Some Snapshots of the Shifts in Higher Ed

A cluster of related articles on higher education.

1. From Washington Monthly: why states are funding higher ed less.

State support comes out of taxes. When the economy goes bad, states collect less money in taxes. States, however, are legally required to fund certain things. Pension plans, for instance, are usually not things the governor can simply reduce or cut one year. He has to pay for them. To a certain extent this makes sense, but it can be devastating for other items in the state budget.

2. A longer Washington Monthly piece on how Silicon Valley entrepreneurs are seeking to make money off higher education, if they can just find the right key.

So the VC guys and the start-ups look at K-12 and higher education, which between them cost over $1 trillion per year in America, and much more around the world. They see businesses that are organized around communication between people and the exchange of information [like Facebook], two things that are increasingly happening over the Internet. Right now, nearly all of that communication and exchange happens on physical platforms—schools and colleges—that were built a long time ago. A huge amount of money is tied up in labor and business arrangements that depend on things staying that way. How likely are they to stay that way, in the long term? Sure, there are a ton of regulatory protections and political complications tied up in the fact that most education is funded by the taxpayer. As always, the timing would be difficult, and there is as much risk in being too early as too late.

Still, $1 trillion, just sitting there. And how much does it cost for a firm like Learn Capital to invest in a few people sitting around a table with their MacBook Airs? That’s a cheap lottery ticket with a huge potential jackpot waiting for whomever backs the winning education platform.

3. Meanwhile, the Community College Dean, of the blog with the same name, thinks about the “Big Sort,” where educated people from top-tier schools marry each other and cluster in certain places, and the “two-body problem” in academia. But mostly he wonders what the future role of community colleges will be.

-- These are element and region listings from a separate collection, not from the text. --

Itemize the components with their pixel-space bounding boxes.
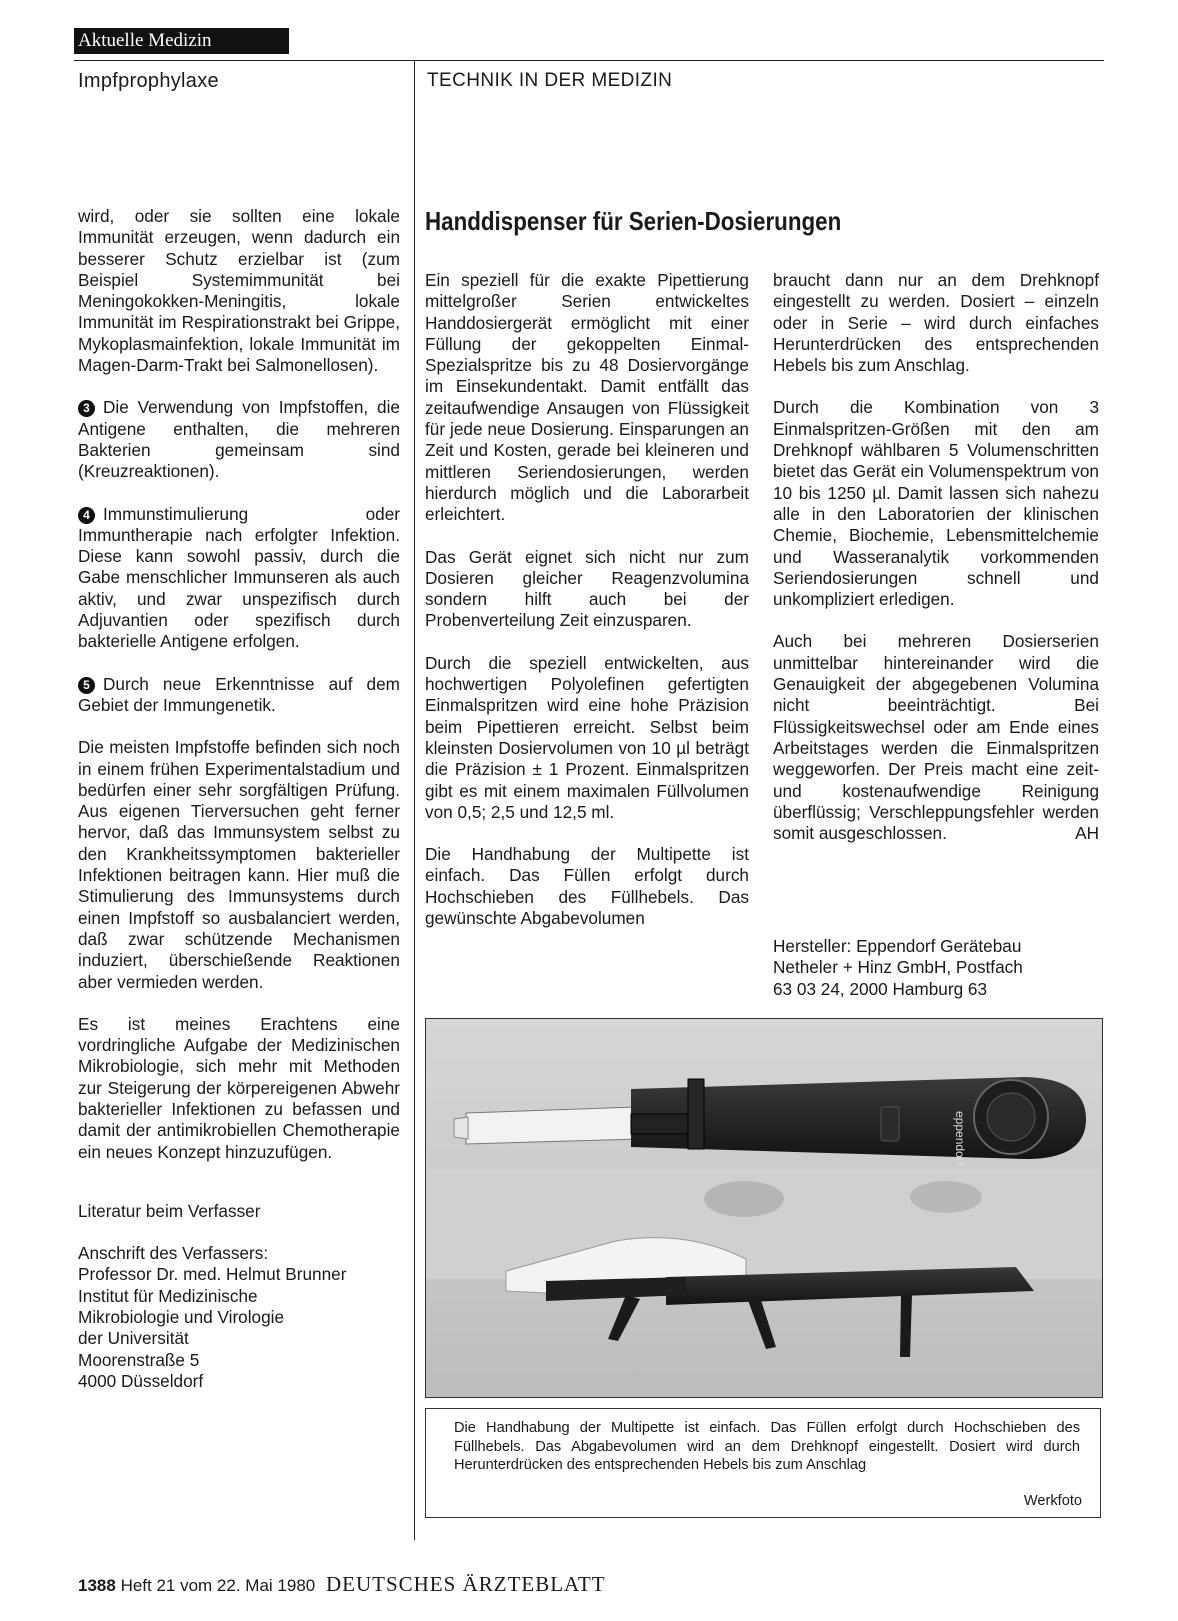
address-line: Mikrobiologie und Virologie bbox=[78, 1307, 285, 1328]
list-item-text: Die Verwendung von Impfstoffen, die Antigene enthalten, die mehreren Bakterien gemeinsam sind (Kreuzreaktionen). bbox=[78, 397, 400, 482]
paragraph-text: Auch bei mehreren Dosierserien unmittelbar hintereinander wird die Genauigkeit der abgegebenen Volumina nicht beeinträchtigt. Bei Flüssigkeitswechsel oder am Ende eines Arbeitstages werden die Einmalspritzen weggeworfen. Der Preis macht eine zeit- und kostenaufwendige Reinigung überflüssig; Verschleppungsfehler werden somit ausgeschlossen. bbox=[773, 631, 1099, 844]
photo-credit: Werkfoto bbox=[1023, 1493, 1082, 1509]
product-photo bbox=[425, 1018, 1103, 1398]
list-item bbox=[78, 397, 400, 482]
article-headline: Handdispenser für Serien-Dosierungen bbox=[425, 206, 842, 236]
article-column-1 bbox=[425, 270, 749, 950]
paragraph: Ein speziell für die exakte Pipettierung mittelgroßer Serien entwickeltes Handdosiergerät ermöglicht mit einer Füllung der gekoppelten Einmal-Spezialspritze bis zu 48 Dosiervorgänge im Einsekundentakt. Damit entfällt das zeitaufwendige Ansaugen von Flüssigkeit für jede neue Dosierung. Einsparungen an Zeit und Kosten, gerade bei kleineren und mittleren Seriendosierungen, werden hierdurch möglich und die Laborarbeit erleichtert. bbox=[425, 270, 749, 525]
list-item-text: Immunstimulierung oder Immuntherapie nach erfolgter Infektion. Diese kann sowohl passiv, durch die Gabe menschlicher Immunseren als auch aktiv, und zwar unspezifisch durch Adjuvantien oder spezifisch durch bakterielle Antigene erfolgen. bbox=[78, 503, 400, 652]
paragraph: Die Handhabung der Multipette ist einfach. Das Füllen erfolgt durch Hochschieben des Füllhebels. Das gewünschte Abgabevolumen bbox=[425, 844, 749, 929]
manufacturer-line: Netheler + Hinz GmbH, Postfach bbox=[773, 957, 1023, 978]
multipette-illustration bbox=[426, 1019, 1102, 1397]
journal-name: DEUTSCHES ÄRZTEBLATT bbox=[325, 1572, 606, 1596]
page-footer bbox=[78, 1572, 606, 1597]
address-line: Institut für Medizinische bbox=[78, 1285, 258, 1306]
literature-note: Literatur beim Verfasser bbox=[78, 1200, 261, 1221]
paragraph: Das Gerät eignet sich nicht nur zum Dosieren gleicher Reagenzvolumina sondern hilft auch bei der Probenverteilung Zeit einzusparen. bbox=[425, 546, 749, 631]
left-column bbox=[78, 206, 400, 1392]
paragraph: Die meisten Impfstoffe befinden sich noch in einem frühen Experimentalstadium und bedürfen einer sehr sorgfältigen Prüfung. Aus eigenen Tierversuchen geht ferner hervor, daß das Immunsystem selbst zu den Krankheitssymptomen bakterieller Infektionen beitragen kann. Hier muß die Stimulierung des Immunsystems durch einen Impfstoff so ausbalanciert werden, daß zwar schützende Mechanismen induziert, überschießende Reaktionen aber vermieden werden. bbox=[78, 737, 400, 992]
number-badge: 3 bbox=[78, 400, 95, 417]
issue-info: Heft 21 vom 22. Mai 1980 bbox=[120, 1576, 316, 1595]
paragraph: Durch die Kombination von 3 Einmalspritzen-Größen mit den am Drehknopf wählbaren 5 Volumenschritten bietet das Gerät ein Volumenspektrum von 10 bis 1250 µl. Damit lassen sich nahezu alle in den Laboratorien der klinischen Chemie, Biochemie, Lebensmittelchemie und Wasseranalytik vorkommenden Seriendosierungen schnell und unkompliziert erledigen. bbox=[773, 397, 1099, 610]
number-badge: 5 bbox=[78, 677, 95, 694]
address-line: der Universität bbox=[78, 1328, 189, 1349]
left-topic: Impfprophylaxe bbox=[78, 70, 219, 92]
column-divider bbox=[414, 60, 415, 1540]
brand-label: eppendorf bbox=[953, 1111, 967, 1166]
address-line: Moorenstraße 5 bbox=[78, 1349, 200, 1370]
section-label: Aktuelle Medizin bbox=[74, 28, 289, 54]
manufacturer-line: Hersteller: Eppendorf Gerätebau bbox=[773, 936, 1022, 956]
article-column-2 bbox=[773, 270, 1099, 865]
address-line: Anschrift des Verfassers: bbox=[78, 1243, 269, 1264]
author-address bbox=[78, 1243, 400, 1392]
address-line: Professor Dr. med. Helmut Brunner bbox=[78, 1264, 347, 1285]
header-rule bbox=[74, 60, 1104, 61]
list-item-text: Durch neue Erkenntnisse auf dem Gebiet der Immungenetik. bbox=[78, 673, 400, 715]
address-line: 4000 Düsseldorf bbox=[78, 1370, 204, 1391]
page-number: 1388 bbox=[78, 1576, 116, 1595]
list-item bbox=[78, 674, 400, 717]
author-signature: AH bbox=[1075, 823, 1099, 844]
figure-caption-box bbox=[425, 1408, 1101, 1518]
paragraph bbox=[773, 631, 1099, 844]
manufacturer-info bbox=[773, 936, 1099, 1000]
figure-caption: Die Handhabung der Multipette ist einfach. Das Füllen erfolgt durch Hochschieben des Füllhebels. Das Abgabevolumen wird an dem Drehknopf eingestellt. Dosiert wird durch Herunterdrücken des entsprechenden Hebels bis zum Anschlag bbox=[454, 1420, 1080, 1474]
right-rubric: TECHNIK IN DER MEDIZIN bbox=[427, 70, 673, 91]
paragraph: braucht dann nur an dem Drehknopf eingestellt zu werden. Dosiert – einzeln oder in Serie – wird durch einfaches Herunterdrücken des entsprechenden Hebels bis zum Anschlag. bbox=[773, 270, 1099, 376]
list-item bbox=[78, 504, 400, 653]
manufacturer-line: 63 03 24, 2000 Hamburg 63 bbox=[773, 978, 988, 999]
paragraph: Durch die speziell entwickelten, aus hochwertigen Polyolefinen gefertigten Einmalspritzen wird eine hohe Präzision beim Pipettieren erreicht. Selbst beim kleinsten Dosiervolumen von 10 µl beträgt die Präzision ± 1 Prozent. Einmalspritzen gibt es mit einem maximalen Füllvolumen von 0,5; 2,5 und 12,5 ml. bbox=[425, 652, 749, 822]
paragraph: Es ist meines Erachtens eine vordringliche Aufgabe der Medizinischen Mikrobiologie, sich mehr mit Methoden zur Steigerung der körpereigenen Abwehr bakterieller Infektionen zu befassen und damit der antimikrobiellen Chemotherapie ein neues Konzept hinzuzufügen. bbox=[78, 1013, 400, 1162]
number-badge: 4 bbox=[78, 507, 95, 524]
paragraph: wird, oder sie sollten eine lokale Immunität erzeugen, wenn dadurch ein besserer Schutz erzielbar ist (zum Beispiel Systemimmunität bei Meningokokken-Meningitis, lokale Immunität im Respirationstrakt bei Grippe, Mykoplasmainfektion, lokale Immunität im Magen-Darm-Trakt bei Salmonellosen). bbox=[78, 206, 400, 376]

 Community colleges, by dint of the “community” part, are tied to particular places.  As those places become more polarized, and as instruction becomes more removed from those places, some of the baseline assumptions of the colleges come into question.

One Comment

  1. Rummah says:

    The community college piece had me pondering for awhile. Years ago I worked in one of the fly-over states. One of the secretaries at the company where I was employed had relocated there from NYC because her husband had found a position at a local college. She hated the town so much she divorced him to move back.